Danny Fay of Envolve Winery at his Plaza tasting room
With 24 wine tasting rooms on or immediately adjacent to it, the Sonoma Plaza is fast becoming an alcohol-besotted tourist trap, or, as one critic put it, “a Wine Country theme park,” so crowded with outsiders and drunks that local residents no longer feel comfortable there.
That’s one point of view.
Or, the proliferation of Plaza tasting rooms has created a rich, appealing and increasingly profitable business model, filling once-vacant storefronts and bringing new life to the Plaza, drawing crowds of locals along with the tourists, all of whom enjoy the amenities of sipping wide varieties of wine in comfortable surroundings in a historic setting.
Determining which perspective is more accurate, and what – if anything – to do about it, has occupied the time of both the Planning Commission, Dec. 13, and the City Council, March 18.
And while the conversation is far from over, the two schools of thought have drawn clear lines.
Former mayor Larry Barnett told the council on Monday, “People I talk to don’t like it. They avoid the Plaza.” Barnett complained that there is “no upper limit” on the number of tasting rooms, that some of them have “morphed” into wine bars where people sit drinking full glasses of wine.
But Scott Peterson, with Rumpus Cellars on First Street East, argued, “I don’t think we have a problem. We are heavily regulated, and bonded by ABC (the State Department of Alcoholic Beverage Control), we’re open noon to 7 p.m. This town is founded on wine. I’m a part of that, I intend to persevere.”
Before the council was a set of regulation options that included, 1) setting standard operating requirements; 2) requiring use permit review; and 3) some combination of both.
Barnett has urged an actual moratorium on more tasting rooms until some further regulation is in place.
Of nine public speakers, four opposed further regulation and one – Gina Cuclis – proposed greater efforts to train tasting room staff in responsible beverage serving.
But not everyone agreed that tasting rooms are significantly responsible for the over-consumption of alcohol.
Danny Fay of Envolve Winery, which has a Plaza tasting room, said he already holds ABC’s responsible serving classes for his staff, and he encourages “limited” pours. “We don’t like drunks in our tasting rooms,” he insisted. “You consume more wine in a restaurant than you do in a tasting room.”

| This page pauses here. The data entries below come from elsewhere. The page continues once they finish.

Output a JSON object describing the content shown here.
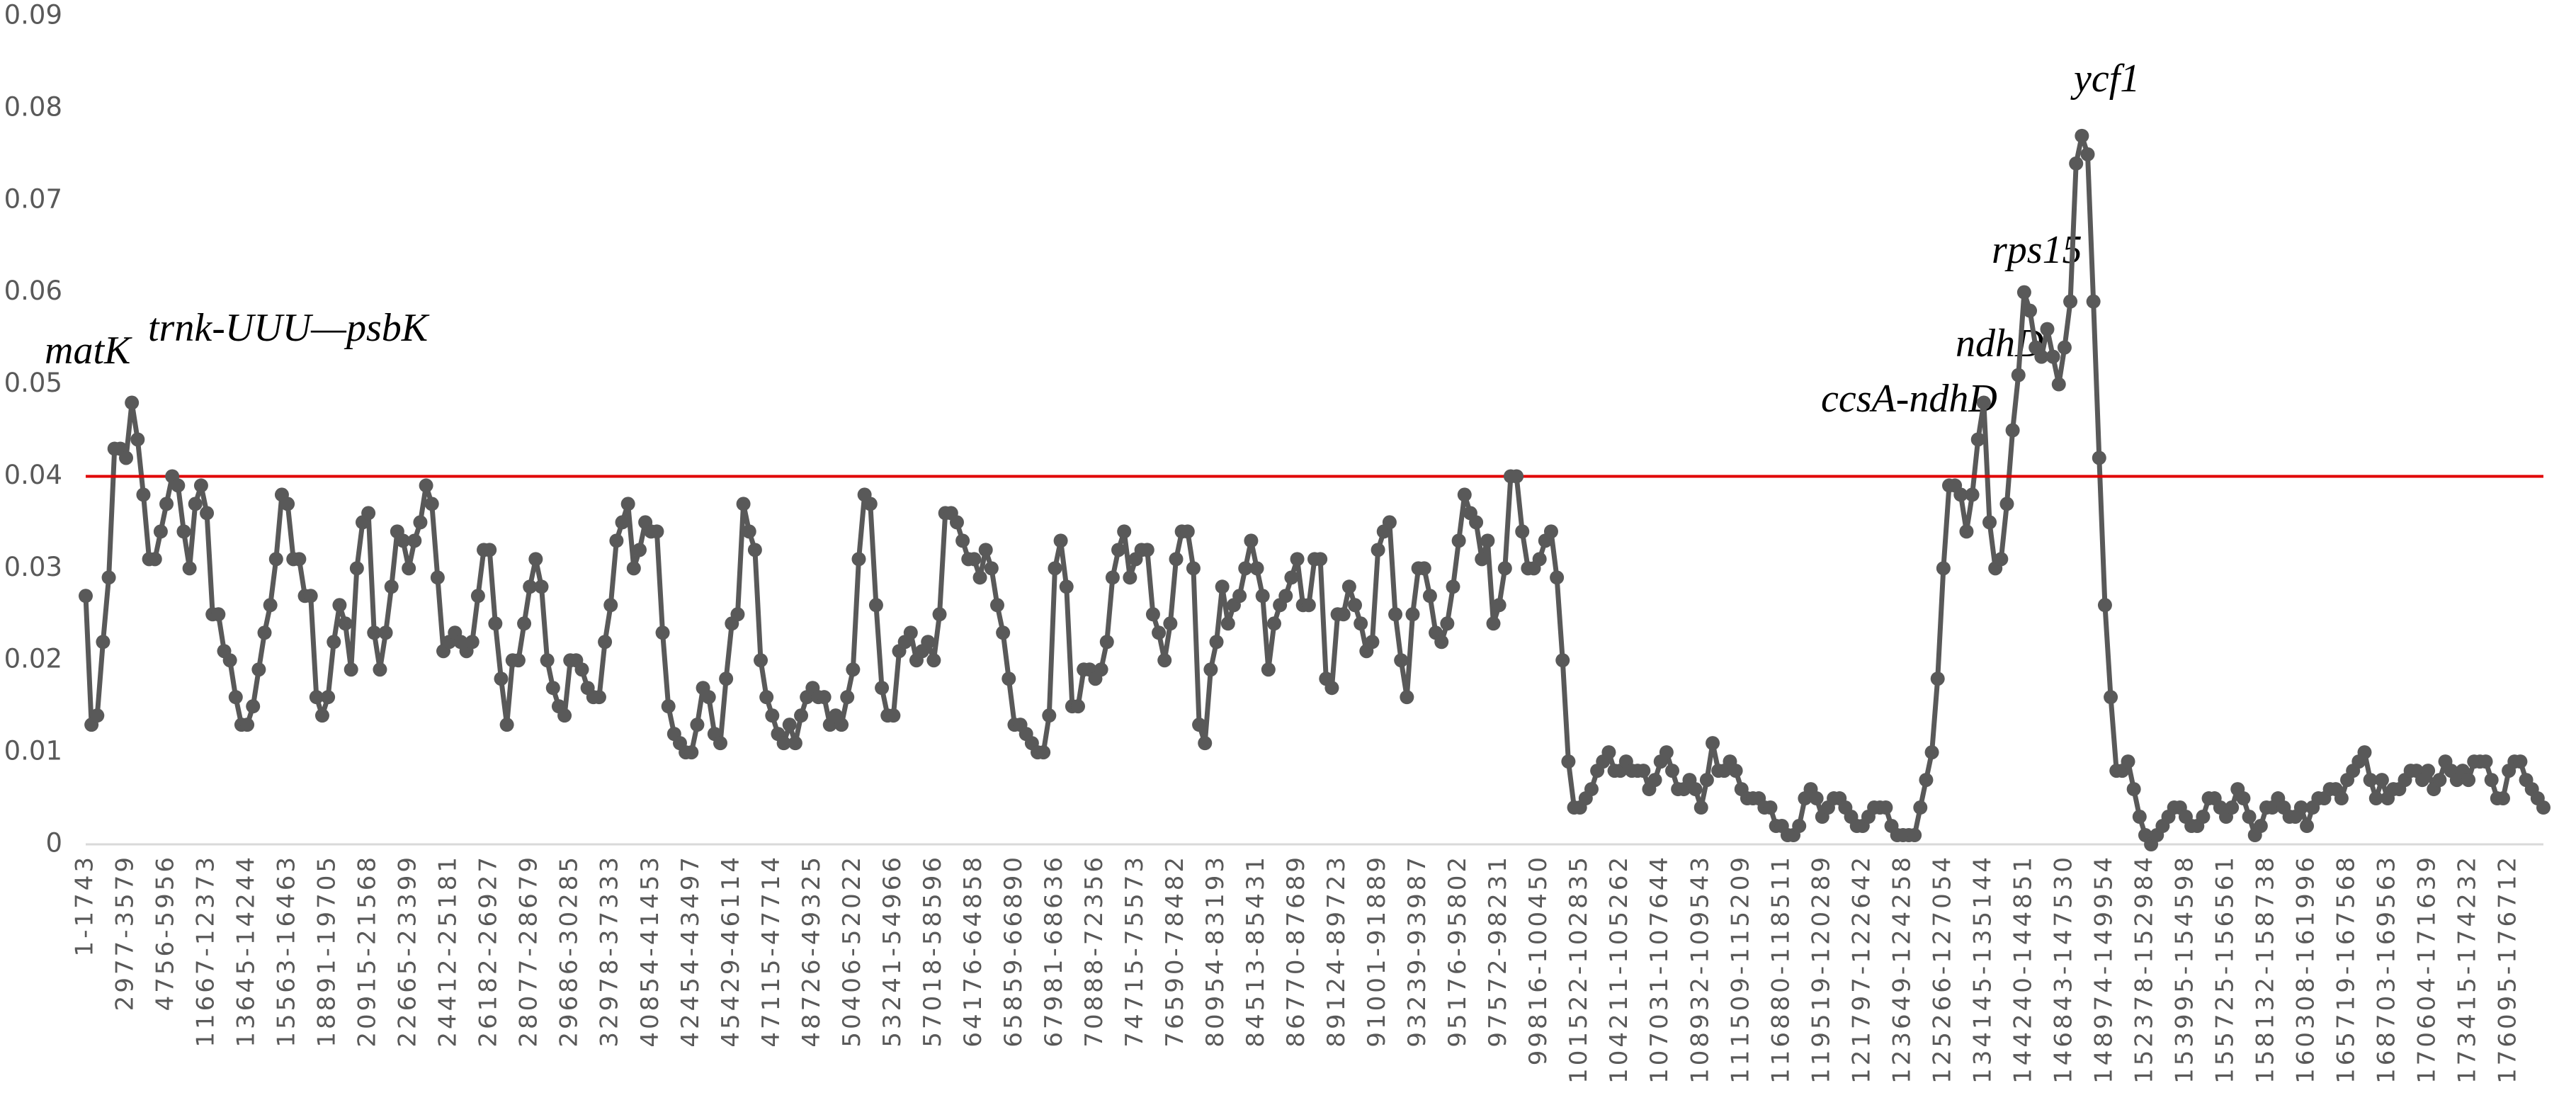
{
  "chart_data": {
    "type": "line",
    "color": "#595959",
    "threshold": 0.04,
    "threshold_color": "#e00000",
    "ylim": [
      0,
      0.09
    ],
    "yticks": [
      0,
      0.01,
      0.02,
      0.03,
      0.04,
      0.05,
      0.06,
      0.07,
      0.08,
      0.09
    ],
    "grid": false,
    "annotations": [
      "matK",
      "trnk-UUU—psbK",
      "ccsA-ndhD",
      "ndhD",
      "rps15",
      "ycf1"
    ],
    "categories": [
      "1-1743",
      null,
      null,
      null,
      null,
      null,
      null,
      "2977-3579",
      null,
      null,
      null,
      null,
      null,
      null,
      "4756-5956",
      null,
      null,
      null,
      null,
      null,
      null,
      "11667-12373",
      null,
      null,
      null,
      null,
      null,
      null,
      "13645-14244",
      null,
      null,
      null,
      null,
      null,
      null,
      "15563-16463",
      null,
      null,
      null,
      null,
      null,
      null,
      "18891-19705",
      null,
      null,
      null,
      null,
      null,
      null,
      "20915-21568",
      null,
      null,
      null,
      null,
      null,
      null,
      "22665-23399",
      null,
      null,
      null,
      null,
      null,
      null,
      "24412-25181",
      null,
      null,
      null,
      null,
      null,
      null,
      "26182-26927",
      null,
      null,
      null,
      null,
      null,
      null,
      "28077-28679",
      null,
      null,
      null,
      null,
      null,
      null,
      "29686-30285",
      null,
      null,
      null,
      null,
      null,
      null,
      "32978-37333",
      null,
      null,
      null,
      null,
      null,
      null,
      "40854-41453",
      null,
      null,
      null,
      null,
      null,
      null,
      "42454-43497",
      null,
      null,
      null,
      null,
      null,
      null,
      "45429-46114",
      null,
      null,
      null,
      null,
      null,
      null,
      "47115-47714",
      null,
      null,
      null,
      null,
      null,
      null,
      "48726-49325",
      null,
      null,
      null,
      null,
      null,
      null,
      "50406-52022",
      null,
      null,
      null,
      null,
      null,
      null,
      "53241-54966",
      null,
      null,
      null,
      null,
      null,
      null,
      "57018-58596",
      null,
      null,
      null,
      null,
      null,
      null,
      "64176-64858",
      null,
      null,
      null,
      null,
      null,
      null,
      "65859-66890",
      null,
      null,
      null,
      null,
      null,
      null,
      "67981-68636",
      null,
      null,
      null,
      null,
      null,
      null,
      "70888-72356",
      null,
      null,
      null,
      null,
      null,
      null,
      "74715-75573",
      null,
      null,
      null,
      null,
      null,
      null,
      "76590-78482",
      null,
      null,
      null,
      null,
      null,
      null,
      "80954-83193",
      null,
      null,
      null,
      null,
      null,
      null,
      "84513-85431",
      null,
      null,
      null,
      null,
      null,
      null,
      "86770-87689",
      null,
      null,
      null,
      null,
      null,
      null,
      "89124-89723",
      null,
      null,
      null,
      null,
      null,
      null,
      "91001-91889",
      null,
      null,
      null,
      null,
      null,
      null,
      "93239-93987",
      null,
      null,
      null,
      null,
      null,
      null,
      "95176-95802",
      null,
      null,
      null,
      null,
      null,
      null,
      "97572-98231",
      null,
      null,
      null,
      null,
      null,
      null,
      "99816-100450",
      null,
      null,
      null,
      null,
      null,
      null,
      "101522-102835",
      null,
      null,
      null,
      null,
      null,
      null,
      "104211-105262",
      null,
      null,
      null,
      null,
      null,
      null,
      "107031-107644",
      null,
      null,
      null,
      null,
      null,
      null,
      "108932-109543",
      null,
      null,
      null,
      null,
      null,
      null,
      "111509-115209",
      null,
      null,
      null,
      null,
      null,
      null,
      "116880-118511",
      null,
      null,
      null,
      null,
      null,
      null,
      "119519-120289",
      null,
      null,
      null,
      null,
      null,
      null,
      "121797-122642",
      null,
      null,
      null,
      null,
      null,
      null,
      "123649-124258",
      null,
      null,
      null,
      null,
      null,
      null,
      "125266-127054",
      null,
      null,
      null,
      null,
      null,
      null,
      "134145-135144",
      null,
      null,
      null,
      null,
      null,
      null,
      "144240-144851",
      null,
      null,
      null,
      null,
      null,
      null,
      "146843-147530",
      null,
      null,
      null,
      null,
      null,
      null,
      "148974-149954",
      null,
      null,
      null,
      null,
      null,
      null,
      "152378-152984",
      null,
      null,
      null,
      null,
      null,
      null,
      "153995-154598",
      null,
      null,
      null,
      null,
      null,
      null,
      "155725-156561",
      null,
      null,
      null,
      null,
      null,
      null,
      "158132-158738",
      null,
      null,
      null,
      null,
      null,
      null,
      "160308-161996",
      null,
      null,
      null,
      null,
      null,
      null,
      "165719-167568",
      null,
      null,
      null,
      null,
      null,
      null,
      "168703-169563",
      null,
      null,
      null,
      null,
      null,
      null,
      "170604-171639",
      null,
      null,
      null,
      null,
      null,
      null,
      "173415-174232",
      null,
      null,
      null,
      null,
      null,
      null,
      "176095-176712",
      null,
      null,
      null,
      null,
      null,
      null
    ],
    "values": [
      0.027,
      0.013,
      0.014,
      0.022,
      0.029,
      0.043,
      0.043,
      0.042,
      0.048,
      0.044,
      0.038,
      0.031,
      0.031,
      0.034,
      0.037,
      0.04,
      0.039,
      0.034,
      0.03,
      0.037,
      0.039,
      0.036,
      0.025,
      0.025,
      0.021,
      0.02,
      0.016,
      0.013,
      0.013,
      0.015,
      0.019,
      0.023,
      0.026,
      0.031,
      0.038,
      0.037,
      0.031,
      0.031,
      0.027,
      0.027,
      0.016,
      0.014,
      0.016,
      0.022,
      0.026,
      0.024,
      0.019,
      0.03,
      0.035,
      0.036,
      0.023,
      0.019,
      0.023,
      0.028,
      0.034,
      0.033,
      0.03,
      0.033,
      0.035,
      0.039,
      0.037,
      0.029,
      0.021,
      0.022,
      0.023,
      0.022,
      0.021,
      0.022,
      0.027,
      0.032,
      0.032,
      0.024,
      0.018,
      0.013,
      0.02,
      0.02,
      0.024,
      0.028,
      0.031,
      0.028,
      0.02,
      0.017,
      0.015,
      0.014,
      0.02,
      0.02,
      0.019,
      0.017,
      0.016,
      0.016,
      0.022,
      0.026,
      0.033,
      0.035,
      0.037,
      0.03,
      0.032,
      0.035,
      0.034,
      0.034,
      0.023,
      0.015,
      0.012,
      0.011,
      0.01,
      0.01,
      0.013,
      0.017,
      0.016,
      0.012,
      0.011,
      0.018,
      0.024,
      0.025,
      0.037,
      0.034,
      0.032,
      0.02,
      0.016,
      0.014,
      0.012,
      0.011,
      0.013,
      0.011,
      0.014,
      0.016,
      0.017,
      0.016,
      0.016,
      0.013,
      0.014,
      0.013,
      0.016,
      0.019,
      0.031,
      0.038,
      0.037,
      0.026,
      0.017,
      0.014,
      0.014,
      0.021,
      0.022,
      0.023,
      0.02,
      0.021,
      0.022,
      0.02,
      0.025,
      0.036,
      0.036,
      0.035,
      0.033,
      0.031,
      0.031,
      0.029,
      0.032,
      0.03,
      0.026,
      0.023,
      0.018,
      0.013,
      0.013,
      0.012,
      0.011,
      0.01,
      0.01,
      0.014,
      0.03,
      0.033,
      0.028,
      0.015,
      0.015,
      0.019,
      0.019,
      0.018,
      0.019,
      0.022,
      0.029,
      0.032,
      0.034,
      0.029,
      0.031,
      0.032,
      0.032,
      0.025,
      0.023,
      0.02,
      0.024,
      0.031,
      0.034,
      0.034,
      0.03,
      0.013,
      0.011,
      0.019,
      0.022,
      0.028,
      0.024,
      0.026,
      0.027,
      0.03,
      0.033,
      0.03,
      0.027,
      0.019,
      0.024,
      0.026,
      0.027,
      0.029,
      0.031,
      0.026,
      0.026,
      0.031,
      0.031,
      0.018,
      0.017,
      0.025,
      0.025,
      0.028,
      0.026,
      0.024,
      0.021,
      0.022,
      0.032,
      0.034,
      0.035,
      0.025,
      0.02,
      0.016,
      0.025,
      0.03,
      0.03,
      0.027,
      0.023,
      0.022,
      0.024,
      0.028,
      0.033,
      0.038,
      0.036,
      0.035,
      0.031,
      0.033,
      0.024,
      0.026,
      0.03,
      0.04,
      0.04,
      0.034,
      0.03,
      0.03,
      0.031,
      0.033,
      0.034,
      0.029,
      0.02,
      0.009,
      0.004,
      0.004,
      0.005,
      0.006,
      0.008,
      0.009,
      0.01,
      0.008,
      0.008,
      0.009,
      0.008,
      0.008,
      0.008,
      0.006,
      0.007,
      0.009,
      0.01,
      0.008,
      0.006,
      0.006,
      0.007,
      0.006,
      0.004,
      0.007,
      0.011,
      0.008,
      0.008,
      0.009,
      0.008,
      0.006,
      0.005,
      0.005,
      0.005,
      0.004,
      0.004,
      0.002,
      0.002,
      0.001,
      0.001,
      0.002,
      0.005,
      0.006,
      0.005,
      0.003,
      0.004,
      0.005,
      0.005,
      0.004,
      0.003,
      0.002,
      0.002,
      0.003,
      0.004,
      0.004,
      0.004,
      0.002,
      0.001,
      0.001,
      0.001,
      0.001,
      0.004,
      0.007,
      0.01,
      0.018,
      0.03,
      0.039,
      0.039,
      0.038,
      0.034,
      0.038,
      0.044,
      0.048,
      0.035,
      0.03,
      0.031,
      0.037,
      0.045,
      0.051,
      0.06,
      0.058,
      0.054,
      0.053,
      0.056,
      0.053,
      0.05,
      0.054,
      0.059,
      0.074,
      0.077,
      0.075,
      0.059,
      0.042,
      0.026,
      0.016,
      0.008,
      0.008,
      0.009,
      0.006,
      0.003,
      0.001,
      0.0,
      0.001,
      0.002,
      0.003,
      0.004,
      0.004,
      0.003,
      0.002,
      0.002,
      0.003,
      0.005,
      0.005,
      0.004,
      0.003,
      0.004,
      0.006,
      0.005,
      0.003,
      0.001,
      0.002,
      0.004,
      0.004,
      0.005,
      0.004,
      0.003,
      0.003,
      0.004,
      0.002,
      0.004,
      0.005,
      0.005,
      0.006,
      0.006,
      0.005,
      0.007,
      0.008,
      0.009,
      0.01,
      0.007,
      0.005,
      0.007,
      0.005,
      0.006,
      0.006,
      0.007,
      0.008,
      0.008,
      0.007,
      0.008,
      0.006,
      0.007,
      0.009,
      0.008,
      0.007,
      0.008,
      0.007,
      0.009,
      0.009,
      0.009,
      0.007,
      0.005,
      0.005,
      0.008,
      0.009,
      0.009,
      0.007,
      0.006,
      0.005,
      0.004
    ]
  }
}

Councilmember Steve Barbose called it “a tricky issue” and said his emails are running “20-to-one that we have a problem.”
Councilmember David Cook, who owns a vineyard management business, countered that “I’m not getting the 20-to-one,” and insisted, “I do not feel we have a problem. Business can regulate itself. If wine tasting rooms become too many, they’ll become fewer.”
Mayor Ken Brown observed that, “I certainly have not lost any interest in being on the Plaza.” And, he pointed out, anyone “can buy (their) own bottle of wine and drink it there.”
Barbose responded that he would “really like to see the level of dialog on this engaged in some critical thinking. …God knows I love a good glass of wine, (but) how would you feel if we had twice as many tasting rooms as we do now?”
Barbose suggested there is good reason to discus some form of increased regulation, although he said he wouldn’t propose a moratorium.
In the end, City Manager Carol Giovanatto suggested a postponement of the discussion to a later date when the absent Mayor Pro Tem Tom Rouse could be present, perhaps in the context of a study session with the Sonoma Valley Vintners and Growers Alliance.
That was agreed to and no further action was taken.